Ne kadar mutlu olduğunu görüyordum. Sarılmayı bitirip geri çekildiğinde Cafer konuştu.
"Ben ne olayirum ula?" Nutku tutulmuş bir şekilde kendisini gösterdi ve abime baktı. "Hala mi?" Şoktan ne dediğini bilmiyordu.
"Hala olan benim gerizekalı!" Diye bağırdı, Zerda. Ve hızla oturduğu koltuktan kalkıp boynuma atladığında gülerek bende ona sarıldım. Elim Yavuz'un elinden ayrıldı ve onun sırtını buldu.

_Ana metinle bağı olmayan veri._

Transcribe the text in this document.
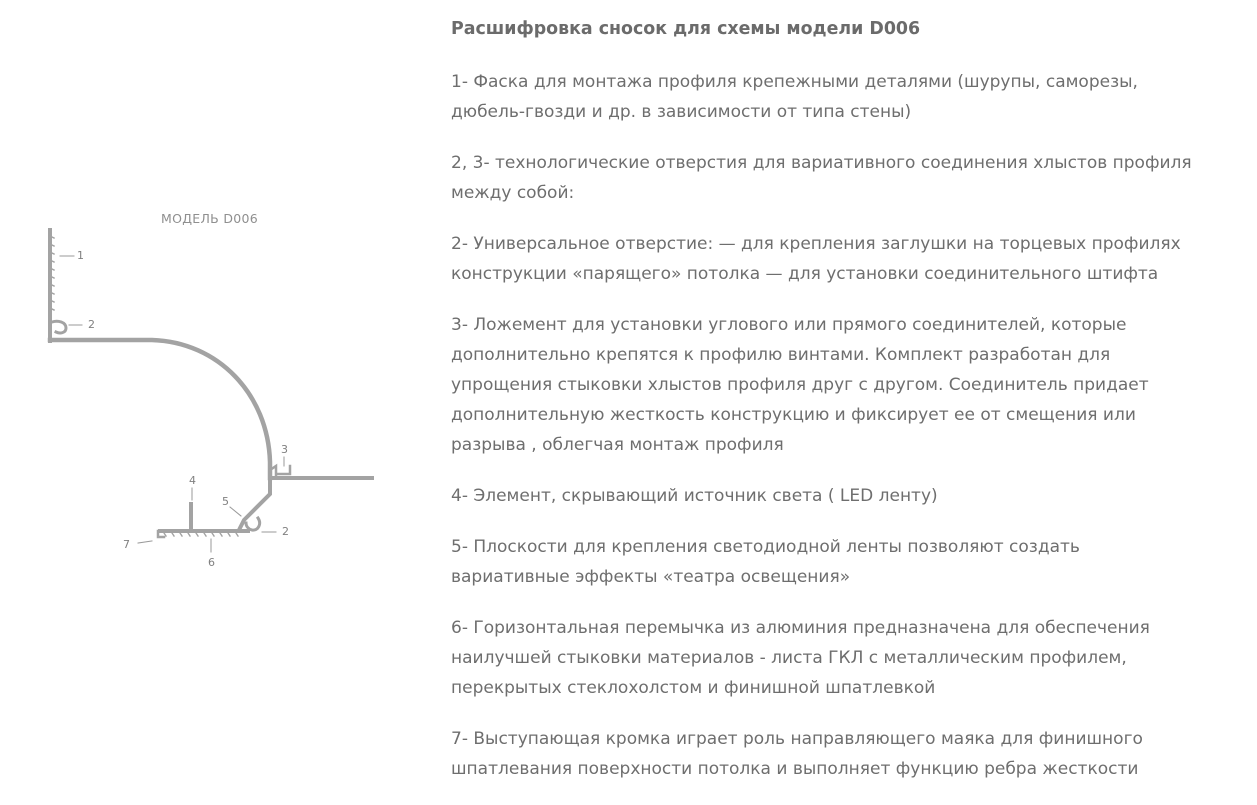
МОДЕЛЬ D006
1
2
3
4
5
2
7
6
Расшифровка сносок для схемы модели D006
1- Фаска для монтажа профиля крепежными деталями (шурупы, саморезы,
дюбель-гвозди и др. в зависимости от типа стены)
2, 3- технологические отверстия для вариативного соединения хлыстов профиля
между собой:
2- Универсальное отверстие: — для крепления заглушки на торцевых профилях
конструкции «парящего» потолка — для установки соединительного штифта
3- Ложемент для установки углового или прямого соединителей, которые
дополнительно крепятся к профилю винтами. Комплект разработан для
упрощения стыковки хлыстов профиля друг с другом. Соединитель придает
дополнительную жесткость конструкцию и фиксирует ее от смещения или
разрыва , облегчая монтаж профиля
4- Элемент, скрывающий источник света ( LED ленту)
5- Плоскости для крепления светодиодной ленты позволяют создать
вариативные эффекты «театра освещения»
6- Горизонтальная перемычка из алюминия предназначена для обеспечения
наилучшей стыковки материалов - листа ГКЛ с металлическим профилем,
перекрытых стеклохолстом и финишной шпатлевкой
7- Выступающая кромка играет роль направляющего маяка для финишного
шпатлевания поверхности потолка и выполняет функцию ребра жесткости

"Sen teyze oluyorsun!" Diye düzeltti Ceylan onu, hemen ardından neşeyle konuştu. "Ben ne oluyorum? Sana abi dediğime göre hala olan ben miyim Yavuz abi?"
"Öylesin." Dedi Yavuz gülerek. Ceylan ayağa kalkıp aynı Zerda gibi bana sarıldığında resmen ikisinin altında ezilmiştim.
"Alışverişe çıkarız çocuklarla!" Zerda'nın aklı fikri çocuklarımıda alıp mağaza mağaza gezmekti. Heyecan içinde başını hafif geri çekip bana baktı. "Hafsa, tatlı tatlı tokalar alırım birde oyuncaklar!" Daha şimdiden çocuklarımı kafasında giydirmeye başlamıştı. Hepsinin bu heyecanı kalbimi ıstıyordu.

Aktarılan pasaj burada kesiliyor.